- DJ Scotch Rolex and J. "Mo'ong" Santoso Pribadi make ritualistic black metal together on Nyege Nyege Tapes.
- Shigeru Ishihara, AKA Scotch Rolex, is a master of chaos. Watch how he conducts an orchestra of Game Boys to the tune of Bach, or creates cartoonish worlds with Kiki Hitomi or adds a touch of playfulness to Shackleton's deep polyphony. Music is an endless web of ideas to Ishihara, and he gleefully entangles himself in it. Takkak Takkak is his latest project, a pairing up with Indonesian artist J. "Mo'ong" Santoso Pribadi, who is also one half of black metal duo Raja Kirik. "Garang" is the lead single from Takkak Takkak's upcoming self-titled LP for Nyege Nyege Tapes, embedded in the same 11th century Javanese rituals and metal that inspires Raja Kirik—but with a twist of unhinged Ishihara flair.
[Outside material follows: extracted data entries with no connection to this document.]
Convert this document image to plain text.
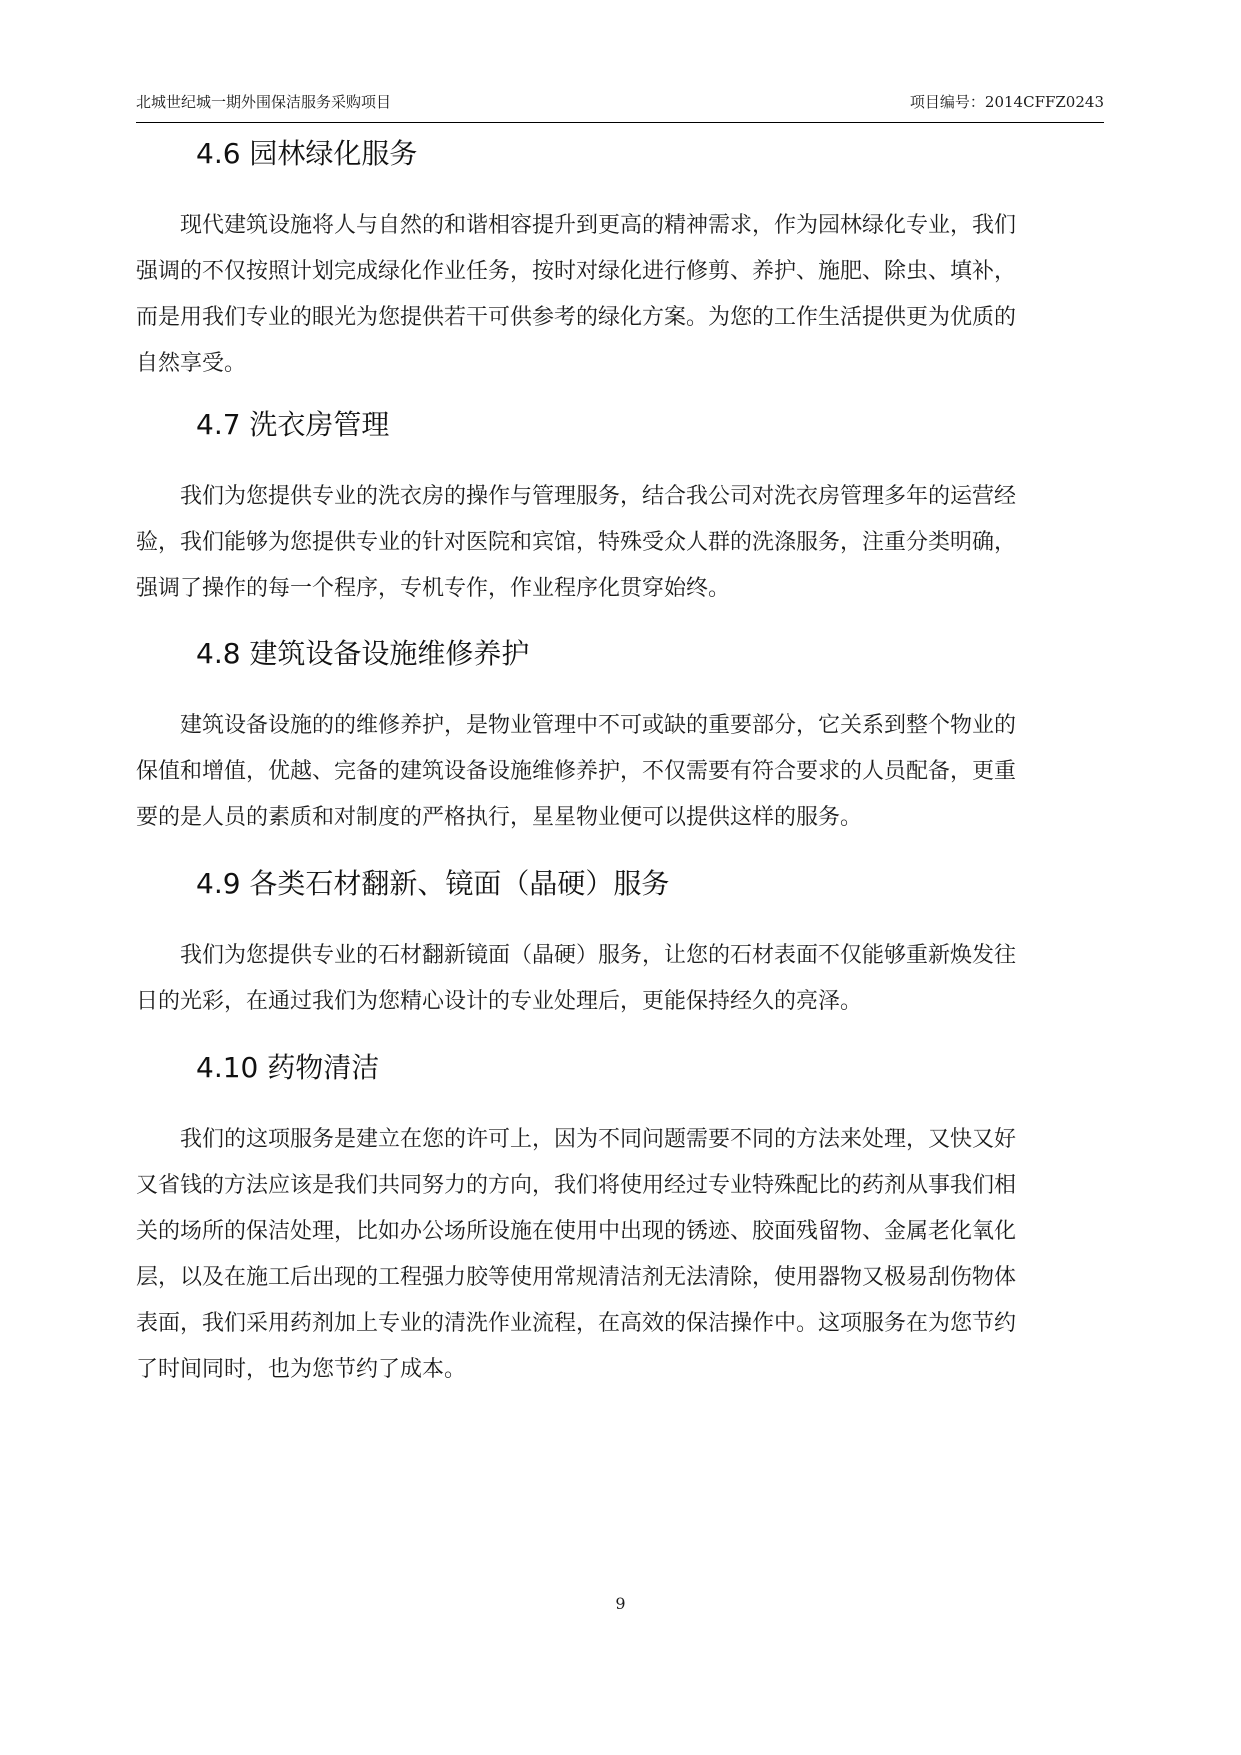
北城世纪城一期外围保洁服务采购项目	项目编号：2014CFFZ0243
4.6 园林绿化服务
　　现代建筑设施将人与自然的和谐相容提升到更高的精神需求，作为园林绿化专业，我们
强调的不仅按照计划完成绿化作业任务，按时对绿化进行修剪、养护、施肥、除虫、填补，
而是用我们专业的眼光为您提供若干可供参考的绿化方案。为您的工作生活提供更为优质的
自然享受。
4.7 洗衣房管理
　　我们为您提供专业的洗衣房的操作与管理服务，结合我公司对洗衣房管理多年的运营经
验，我们能够为您提供专业的针对医院和宾馆，特殊受众人群的洗涤服务，注重分类明确，
强调了操作的每一个程序，专机专作，作业程序化贯穿始终。
4.8 建筑设备设施维修养护
　　建筑设备设施的的维修养护，是物业管理中不可或缺的重要部分，它关系到整个物业的
保值和增值，优越、完备的建筑设备设施维修养护，不仅需要有符合要求的人员配备，更重
要的是人员的素质和对制度的严格执行，星星物业便可以提供这样的服务。
4.9 各类石材翻新、镜面（晶硬）服务
　　我们为您提供专业的石材翻新镜面（晶硬）服务，让您的石材表面不仅能够重新焕发往
日的光彩，在通过我们为您精心设计的专业处理后，更能保持经久的亮泽。
4.10 药物清洁
　　我们的这项服务是建立在您的许可上，因为不同问题需要不同的方法来处理，又快又好
又省钱的方法应该是我们共同努力的方向，我们将使用经过专业特殊配比的药剂从事我们相
关的场所的保洁处理，比如办公场所设施在使用中出现的锈迹、胶面残留物、金属老化氧化
层，以及在施工后出现的工程强力胶等使用常规清洁剂无法清除，使用器物又极易刮伤物体
表面，我们采用药剂加上专业的清洗作业流程，在高效的保洁操作中。这项服务在为您节约
了时间同时，也为您节约了成本。
9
Listen to "Garang" casually, or in the background, and its trundling tribal march is inoffensive, entrancing even. Then zoom in: the metallic percussion falters like the snappy short-long-short beats at the heart of reggaeton’s drum pattern, and the staccato strings scratch like the tally of days on a prison wall. Then there are the vocal growls that sound as though they were thrown in at the last minute—the final loop in this chaotic, yet intricate, knot.